Winners & Sinners Capsule Reviews

Sean Gilman
The Chinese Cinema
Published in
4 min readAug 12, 2019

Kwan Tak-hing:

The Skyhawk — July 20, 2017

A weird confluence of the past, present and future of kung fu. Kwan Tak-hing plays Wong Fei-hung (as he did in almost hundred films from 1949 on), vacationing in Thailand with his apprentice Fatty, played by Sammo Hung. Sammo did the action choreography as well (and maybe you can catch his pals Mars and Lam Ching-ying doing stuntwork), but the direction is by Korean transplant Jeong Chung-hwa, who had a major hit for Shaw Brothers with Five Fingers of Death in 1972 before jumping to Golden Harvest the next year for The Devil’s Treasure, which also starred and was choreographed by Sammo Hung. The Skyhawk also features Nora Miao, in a far too brief role, which along with the setting amidst labor strife in Thailand, inspires echoes of Bruce Lee.

It doesn’t hang together very well, Kwan integrated better into the Sammo/Golden Harvest world a few years later with The Magnificent Butcher and Dreadnaught, and the moral philosophy of his Wong is on shaky ground in the vigilante early 70s. The villains have all the vices (gambling, drug dealing, forced prostitution, hiring Hwang In-shik, union-busting), but Wong is resolute in not responding to their provocations. His new disciple, played by Carter Wong (Sammo’s bland and handsome counter-part in the early 70s Angela Mao films), keeps fighting anyway, going so far as to ignore Wong’s command not to kill in the final battle. The tension is left unresolved, the two incompatible heroes just walk off into the sunset.

Karl Maka:

Dirty Tiger, Crazy Frog — July 21, 2017

The first of only two movies released by Gar Bo Films, the production company started by Sammo Hung and Lau Kar-wing. The company collapsed when several of its key collaborators left to form Cinema City and dominate 1980s Hong Kong filmmaking, including Karl Maka, who directed this one, and Dean Shek, who plays one of the villains (key Cinema City figure Eric Tsang cowrote the script with Maka as well).

The other Gar Bo film, Odd Couple, is vastly better, possibly because of Lau’s direction but mostly because it’s about these incredible stunt performers first and foremost, with the goofy slapstick only an added bonus. Dirty Tiger, Crazy Frog is just a Karl Maka movie with the occasional fight scene thrown in, but even those are unsatisfactory for reasons that have nothing to do with the performers: they’re too brief, they’re indifferently shot and edited, with no visual flair or sense of style (during one of Lau’s big fights, for example, he’s wearing the same basic color as his opponent, so their movements blend together into a vague gray blur rather than the distinctive swirls of clashing color that so both look cool and allow the audience to differentiate the various impossible movements of the actors.
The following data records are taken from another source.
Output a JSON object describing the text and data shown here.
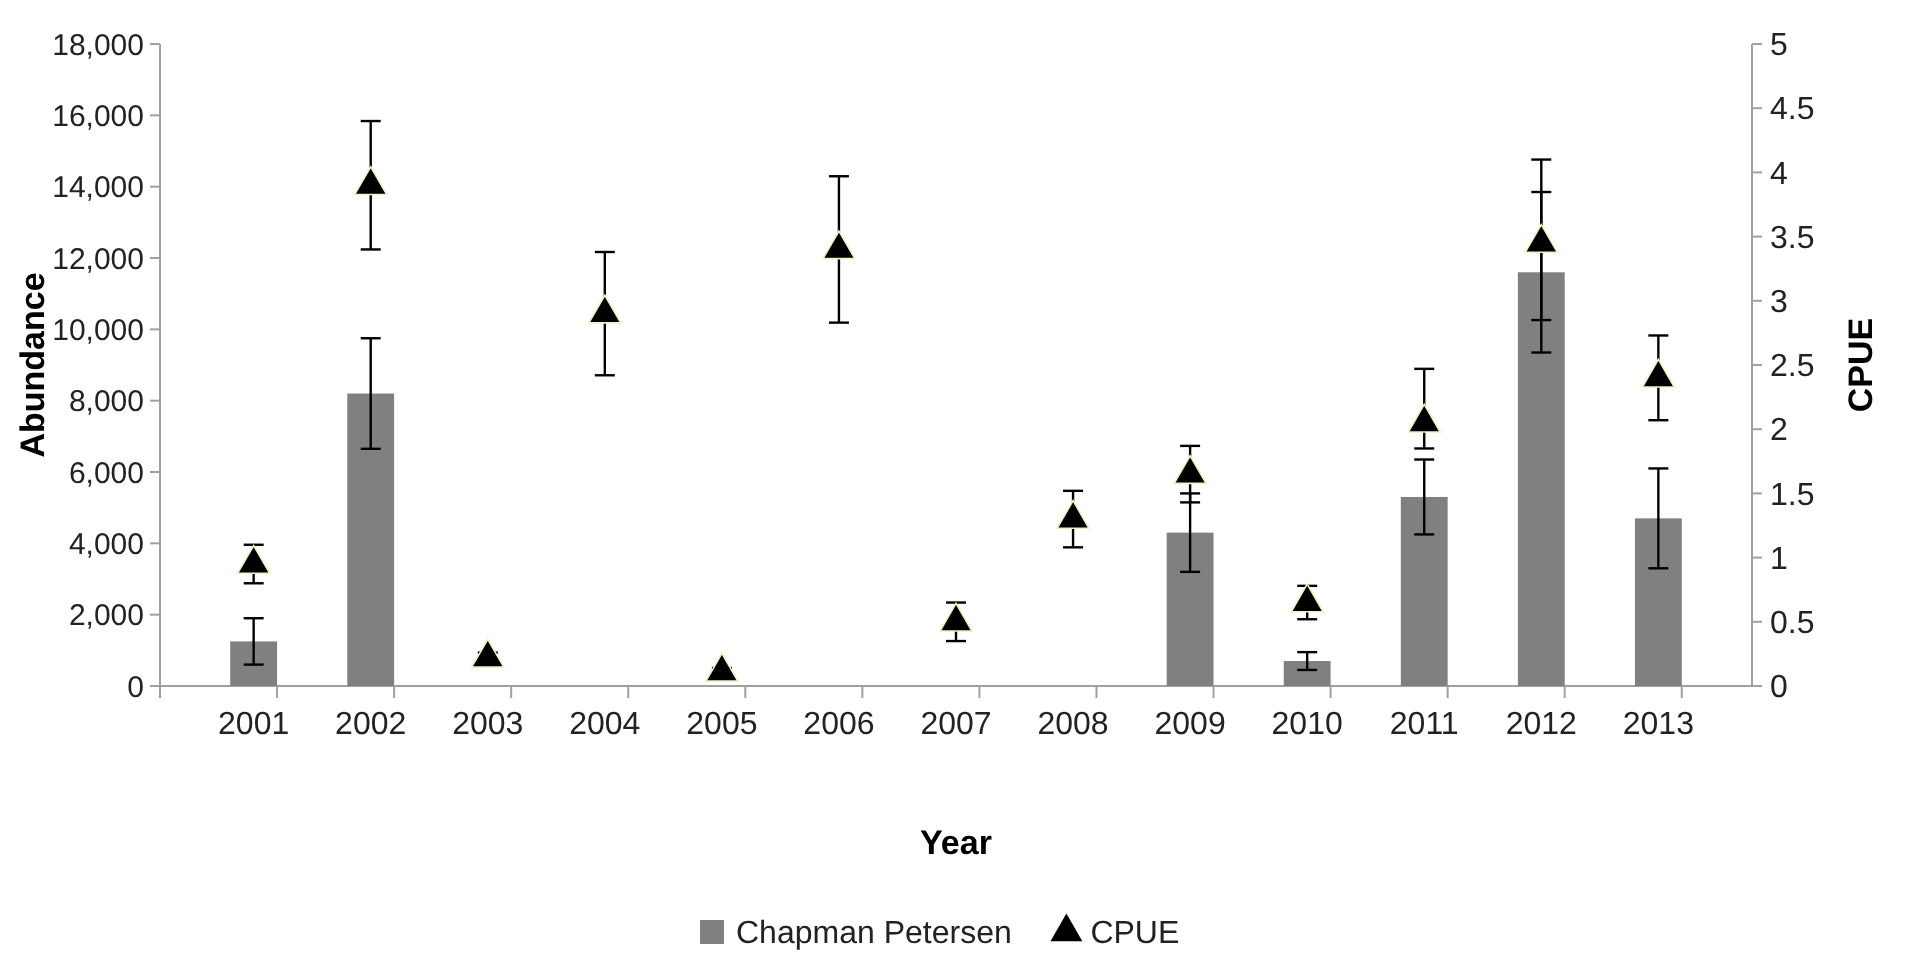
{
  "chart_data": {
    "type": "bar",
    "xlabel": "Year",
    "ylabel": "Abundance",
    "y2label": "CPUE",
    "categories": [
      "2001",
      "2002",
      "2003",
      "2004",
      "2005",
      "2006",
      "2007",
      "2008",
      "2009",
      "2010",
      "2011",
      "2012",
      "2013"
    ],
    "series": [
      {
        "name": "Chapman Petersen",
        "color": "#808080",
        "values": [
          1250,
          8200,
          null,
          null,
          null,
          null,
          null,
          null,
          4300,
          700,
          5300,
          11600,
          4700
        ],
        "errors": [
          650,
          1550,
          null,
          null,
          null,
          null,
          null,
          null,
          1100,
          250,
          1050,
          2250,
          1400
        ]
      },
      {
        "name": "CPUE",
        "type": "scatter",
        "axis": "y2",
        "marker": "triangle",
        "color": "#000000",
        "values": [
          0.95,
          3.9,
          0.22,
          2.9,
          0.11,
          3.4,
          0.5,
          1.3,
          1.65,
          0.65,
          2.05,
          3.45,
          2.4
        ],
        "errors": [
          0.15,
          0.5,
          0.04,
          0.48,
          0.03,
          0.57,
          0.15,
          0.22,
          0.22,
          0.13,
          [
            1.85,
            2.47
          ],
          [
            2.85,
            4.1
          ],
          0.33
        ]
      }
    ],
    "ylim": [
      0,
      18000
    ],
    "yticks": [
      0,
      {
        "value": 2000,
        "label": "2,000"
      },
      {
        "value": 4000,
        "label": "4,000"
      },
      {
        "value": 6000,
        "label": "6,000"
      },
      {
        "value": 8000,
        "label": "8,000"
      },
      {
        "value": 10000,
        "label": "10,000"
      },
      {
        "value": 12000,
        "label": "12,000"
      },
      {
        "value": 14000,
        "label": "14,000"
      },
      {
        "value": 16000,
        "label": "16,000"
      },
      {
        "value": 18000,
        "label": "18,000"
      }
    ],
    "y2lim": [
      0,
      5
    ],
    "y2ticks": [
      0,
      0.5,
      1,
      1.5,
      2,
      2.5,
      3,
      3.5,
      4,
      4.5,
      5
    ],
    "legend": "bottom",
    "grid": false
  }
}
In the late 70s-80s period, Sammo basically had two star personas. In the early films he usually plays a cocky, amoral scoundrel who’s a bit dim. Around the time of Winners and Sinners, he starts playing surprisingly badass sad sacks. This is one of the least appealing versions of the former persona, neither he nor Lau are the least bit likable (unlike their charming squabbling in Odd Couple).

Ruan Lingyu:

The Goddess — March 1, 2017

Old fashioned story about a prostitute with a maternal heart of gold that would be trite if not for the elegantly precise filmmaking of Wu Yonggong (making his first film, he served as director, screenwriter and art director) and the fact that Ruan Lingyu sets the screen on fire.
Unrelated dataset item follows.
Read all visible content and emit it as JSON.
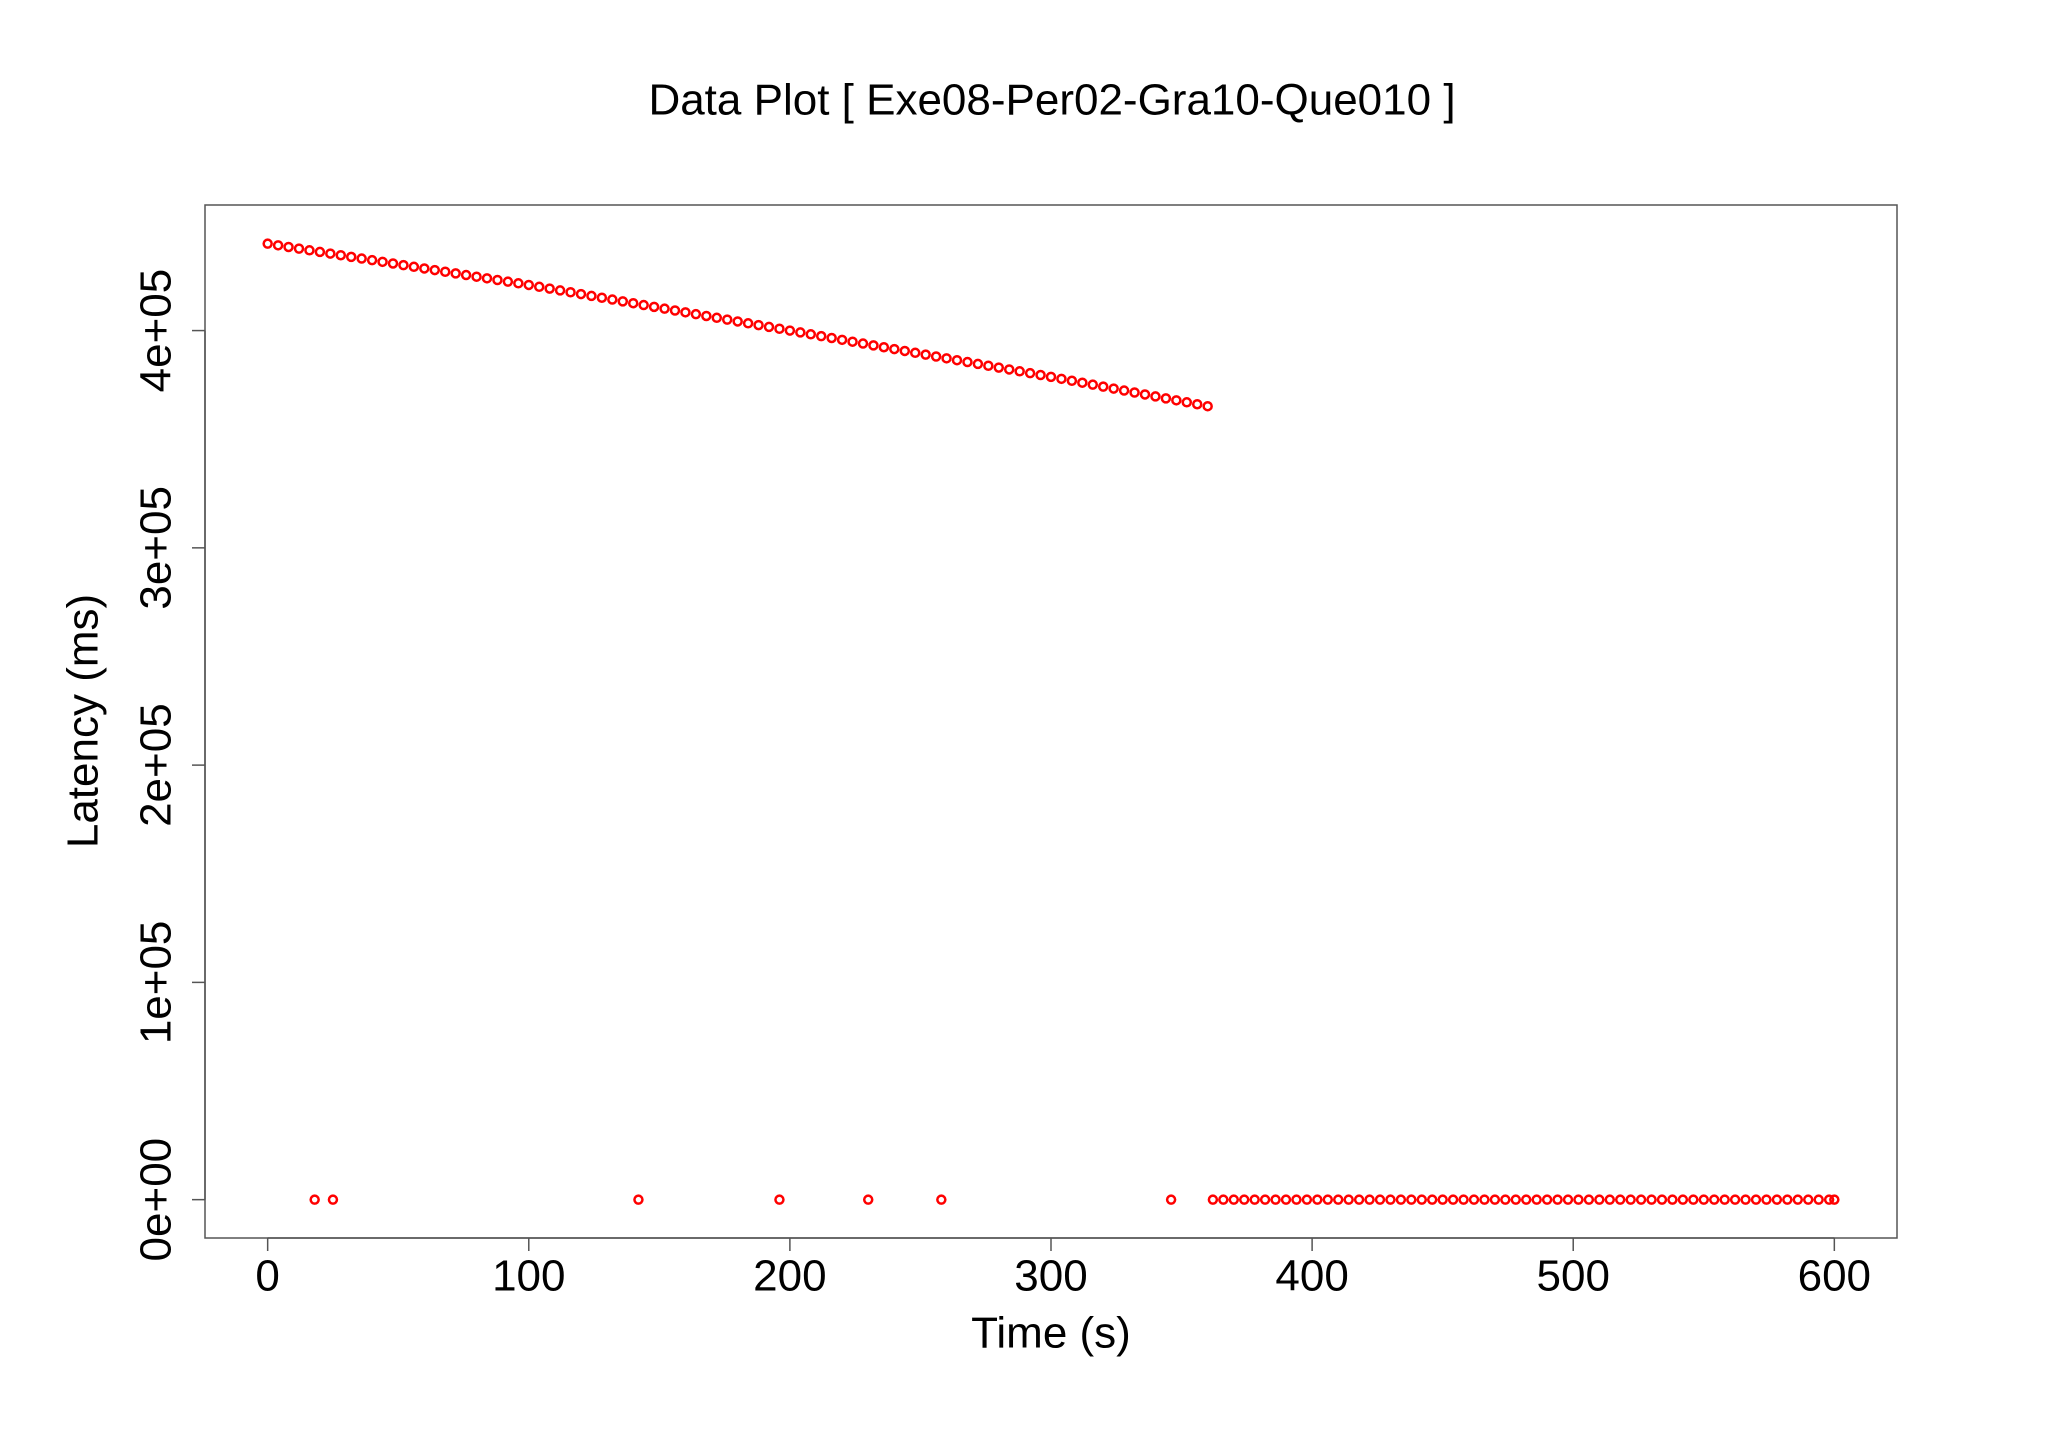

Milkyway Image/Patrick Leung:

Beyond Hypothermia — April 14, 2016

Only fitting that the first film produced by Milkyway Image should be a slick genre hybrid of blood-spattering violence and romantic tragedy. Jacklyn Wu plays an assassin with no name and no past, robotic and literally the coldest person around, who forms a tentative, yet deep, bond with Lau Ching-wan’s gregarious noodle seller just as her entire world, such as it is, collapses in a cascade of revenge. More focused than the haphazardly plotted A Moment of Romance, Wu’s 1990 film produced by Johnnie To, and more grounded in the blue-black night of Hong Kong. In that film, freedom is Andy Lau on a motorcycle, racing through the sunset. In this one, it’s Wu and the other, more earthy Lau on a raft, sliding down a rain-drenched street in the middle of the night, landing happily in a pool of mud. Both films end in tragedy: in the former one lover wanders the streets looking desperately for her man; in the latter, the agents of nihilistic violence literally trap them in a hail of bullets and crushed metal. But at least they’re together.